There’s also been this here focaccia that has done its fair share of traveling.  To Barnstable County accompanying pan-fried fish and a tomato casserole.  To Newport alongside smashed avocado and six-minute eggs.  To a motor lodge with cheese from a farm in Vermont with rosé drank from Styrofoam cups. To my beloved wineshop on Hanover Street because those wonderful folks deserve good bread.

It goes most places, easily. With pockets of olive oil in its open crevices.  Seasoned with pins from a spindly rosemary plant I’ve had for a scant decade.  It’s soft, and chewy, and incredibly simple.  The recipe is worth holding tightly to and the focaccia slab is suitable to share with as many people as you can.

I’m not spiritual in the sense of god, or saints, or shrines.  But I do believe in the power of an acoustic guitar and of things made of flour and of heart.  And for me, right now, that’s enough to fill a soul full.

Rosemary Focaccia

Ingredients:

6¼ cups (915g) all-purpose flour, sifted
2 scant tbsp kosher salt
1 tsp instant yeast
3½ cups warm water (a little warmer than room temperature)
¼ cup extra virgin olive oil, plus more for the pan and to drizzle overtop
pinch coarse sea salt
pinch red pepper flakes
2 to 3 tsp minced fresh rosemary

Instructions:

In a large bowl, whisk together the flour, salt, and yeast; add the warm water and stir until all the flour is incorporated and a sticky dough forms.  In a 6-quart container (the bowl of most Kitchen Aids will do) pour in ¼ cup olive oil.

Pour the dough on top of the olive oil and scoop a little oil that pools at the sides of the bowl over top. (It will look like you’ve made a terrible mistake here, the dough will be very loose, almost like porridge.) Cover with plastic wrap and place in the fridge for at least 8 hours and up to 2 days (I’ve been averaging about 24 hours).  The dough will rise and puff up.

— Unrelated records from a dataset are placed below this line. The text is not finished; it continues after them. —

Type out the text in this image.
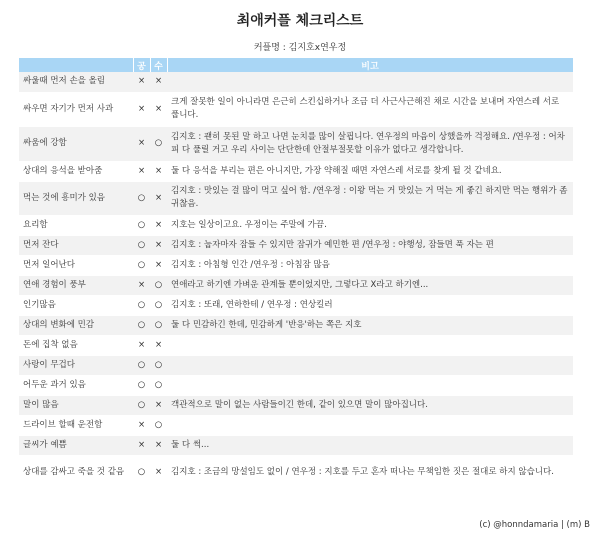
최애커플 체크리스트
커플명 : 김지호x연우정
	공	수	비고
싸울때 먼저 손을 올림	×	×	
싸우면 자기가 먼저 사과	×	×	크게 잘못한 일이 아니라면 은근히 스킨십하거나 조금 더 사근사근해진 채로 시간을 보내며 자연스레 서로 풉니다.
싸움에 강함	×	○	김지호 : 괜히 못된 말 하고 나면 눈치를 많이 살핍니다. 연우정의 마음이 상했을까 걱정해요. /연우정 : 어차피 다 풀릴 거고 우리 사이는 단단한데 안절부절못할 이유가 없다고 생각합니다.
상대의 응석을 받아줌	×	×	둘 다 응석을 부리는 편은 아니지만, 가장 약해질 때면 자연스레 서로를 찾게 될 것 같네요.
먹는 것에 흥미가 있음	○	×	김지호 : 맛있는 걸 많이 먹고 싶어 함. /연우정 : 이왕 먹는 거 맛있는 거 먹는 게 좋긴 하지만 먹는 행위가 좀 귀찮음.
요리함	○	×	지호는 일상이고요. 우정이는 주말에 가끔.
먼저 잔다	○	×	김지호 : 눕자마자 잠들 수 있지만 잠귀가 예민한 편 /연우정 : 야행성, 잠들면 푹 자는 편
먼저 일어난다	○	×	김지호 : 아침형 인간 /연우정 : 아침잠 많음
연애 경험이 풍부	×	○	연애라고 하기엔 가벼운 관계들 뿐이었지만, 그렇다고 X라고 하기엔...
인기많음	○	○	김지호 : 또래, 연하한테 / 연우정 : 연상킬러
상대의 변화에 민감	○	○	둘 다 민감하긴 한데, 민감하게 '반응'하는 쪽은 지호
돈에 집착 없음	×	×	
사랑이 무겁다	○	○	
어두운 과거 있음	○	○	
말이 많음	○	×	객관적으로 말이 없는 사람들이긴 한데, 같이 있으면 말이 많아집니다.
드라이브 할때 운전함	×	○	
글씨가 예쁨	×	×	둘 다 썩...
상대를 감싸고 죽을 것 같음	○	×	김지호 : 조금의 망설임도 없이 / 연우정 : 지호를 두고 혼자 떠나는 무책임한 짓은 절대로 하지 않습니다.
(c) @honndamaria | (m) B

When ready to bake, take the dough from the fridge, oil a baking sheet (about 18 x 13), and pour the dough onto your prepared pan.  Using your hands, spread the dough gently out to the corners, or as close as you can get it.  Let the dough rise until it roughly doubles in volume (about 1 hour).  It is ready when it is puffed up and spread out. 

Meanwhile, in a small bowl combine a tablespoon or two of olive oil with a pinch of red pepper and salt, plus the rosemary. 

Set the oven to 450 degrees.  Make a number of indentations in the puffed dough with your fingers, like you are playing the piano.  Give the olive oil mixture a quick stir and drizzle it evenly over the top of the focaccia, allowing it to pool in the dimples created.

Bake for about 30 minutes, rotating the pan halfway through, until the top turns golden brown.  Let cool on a wire rack and then cut into slices in the pan.

Makes enough for 12 sandwiches (or 24 narrow strips for snacking)

Notes:
-Start this recipe a day ahead.  This may seem annoying, but it’s not a lot of work: there's no kneading.

-The focaccia will last up to 2 days sealed in a plastic bag on the countertop.  If you won’t use all of it right away, it freezes brilliantly.  (If you want it for sandwiches, slice before freezing.)